Trial 2 (MENSA) design and primary endpoint1
32-week, multicenter, randomized, double-blind, double-dummy, placebo-controlled study comparing treatment with NUCALA or mepolizumab 75 mg IV to placebo, each added to SOC in 576 patients of ≥ 12 years of age with SEA, identified by blood eosinophil counts of ≥ 150 cells/µL at baseline or ≥ 300 cells/µL within the last 12 months.
Exacerbations*/year 0.83 for NUCALA vs 1.74 for placebo (53% reduction; P<0.001).
MUSCA design and primary endpoint8
24-week, multicenter, randomized, double-blind, placebo-controlled study comparing treatment with NUCALA to placebo, each added to SOC, in 551 patients ≥12 years of age with SEA, identified by blood eosinophil counts of ≥150 cells/µL at baseline or ≥300 cells/µL within the last 12 months.
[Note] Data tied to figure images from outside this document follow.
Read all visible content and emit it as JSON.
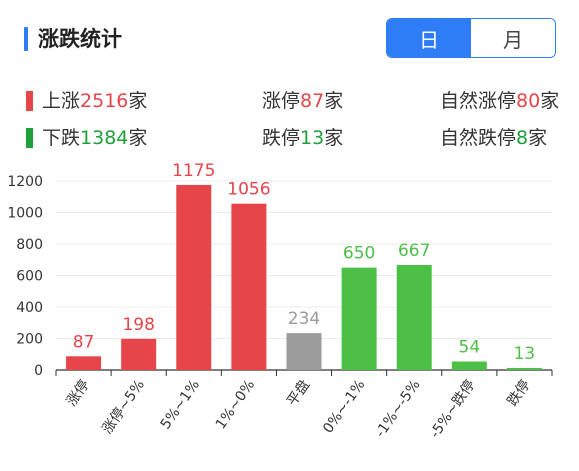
{
  "header": {
    "title": "涨跌统计",
    "toggle": {
      "day": "日",
      "month": "月",
      "selected": "日"
    }
  },
  "stats": {
    "up": {
      "prefix": "上涨",
      "value": "2516",
      "suffix": "家"
    },
    "limit_up": {
      "prefix": "涨停",
      "value": "87",
      "suffix": "家"
    },
    "natural_limit_up": {
      "prefix": "自然涨停",
      "value": "80",
      "suffix": "家"
    },
    "down": {
      "prefix": "下跌",
      "value": "1384",
      "suffix": "家"
    },
    "limit_down": {
      "prefix": "跌停",
      "value": "13",
      "suffix": "家"
    },
    "natural_limit_down": {
      "prefix": "自然跌停",
      "value": "8",
      "suffix": "家"
    }
  },
  "colors": {
    "accent": "#2f7df6",
    "up": "#e6454a",
    "flat": "#9b9b9b",
    "down": "#4cc046",
    "up_text": "#e6454a",
    "down_text": "#1fa03a"
  },
  "chart_data": {
    "type": "bar",
    "categories": [
      "涨停",
      "涨停~5%",
      "5%~1%",
      "1%~0%",
      "平盘",
      "0%~-1%",
      "-1%~-5%",
      "-5%~跌停",
      "跌停"
    ],
    "values": [
      87,
      198,
      1175,
      1056,
      234,
      650,
      667,
      54,
      13
    ],
    "bar_colors": [
      "#e6454a",
      "#e6454a",
      "#e6454a",
      "#e6454a",
      "#9b9b9b",
      "#4cc046",
      "#4cc046",
      "#4cc046",
      "#4cc046"
    ],
    "label_colors": [
      "#e6454a",
      "#e6454a",
      "#e6454a",
      "#e6454a",
      "#9b9b9b",
      "#4cc046",
      "#4cc046",
      "#4cc046",
      "#4cc046"
    ],
    "yticks": [
      0,
      200,
      400,
      600,
      800,
      1000,
      1200
    ],
    "ylim": [
      0,
      1200
    ],
    "grid": true,
    "title": "",
    "xlabel": "",
    "ylabel": ""
  }
}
Primary endpoint: Mean change from baseline in SGRQ total score at Week 24: -15.6 for NUCALA vs -7.9 for placebo; treatment difference of -7.7 (P<0.0001). The improvement in both treatment arms was clinically meaningful.†
Other endpoint: Exacerbations*/year 0.51 for NUCALA vs 1.21 for placebo, 58% reduction (rate ratio 0.42; 95% CI: 0.31, 0.56).
*Defined as worsening of asthma requiring: systemic corticosteroids or hospitalization or emergency department visit; or at least double the existing maintenance systemic corticosteroid dose for ≥3 days.
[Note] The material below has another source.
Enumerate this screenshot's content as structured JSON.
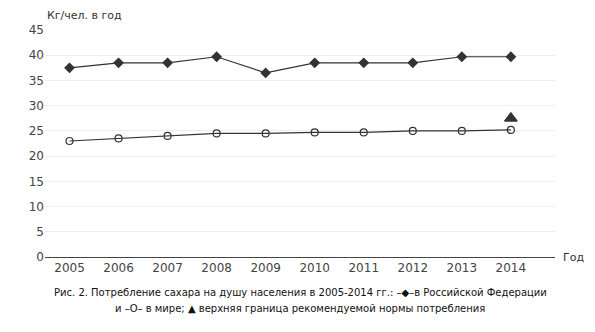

SOC=regular treatment with high-dose inhaled corticosteroids (defined as ≥880 μg of fluticasone propionate [FP], or the equivalent, per day in patients ≥18 years of age, and ≥440 μg of FP, or the equivalent, per day in patients 12 to 17 years of age) and at least 1 other controller with or without oral corticosteroids.2
†Defined as a reduction in score of 4 points or more for minimal clinically important difference.11
CI=confidence interval; IV=intravenous; SEA=severe eosinophilic asthma; SOC=standard of care; SGRQ=St George’s Respiratory Questionnaire.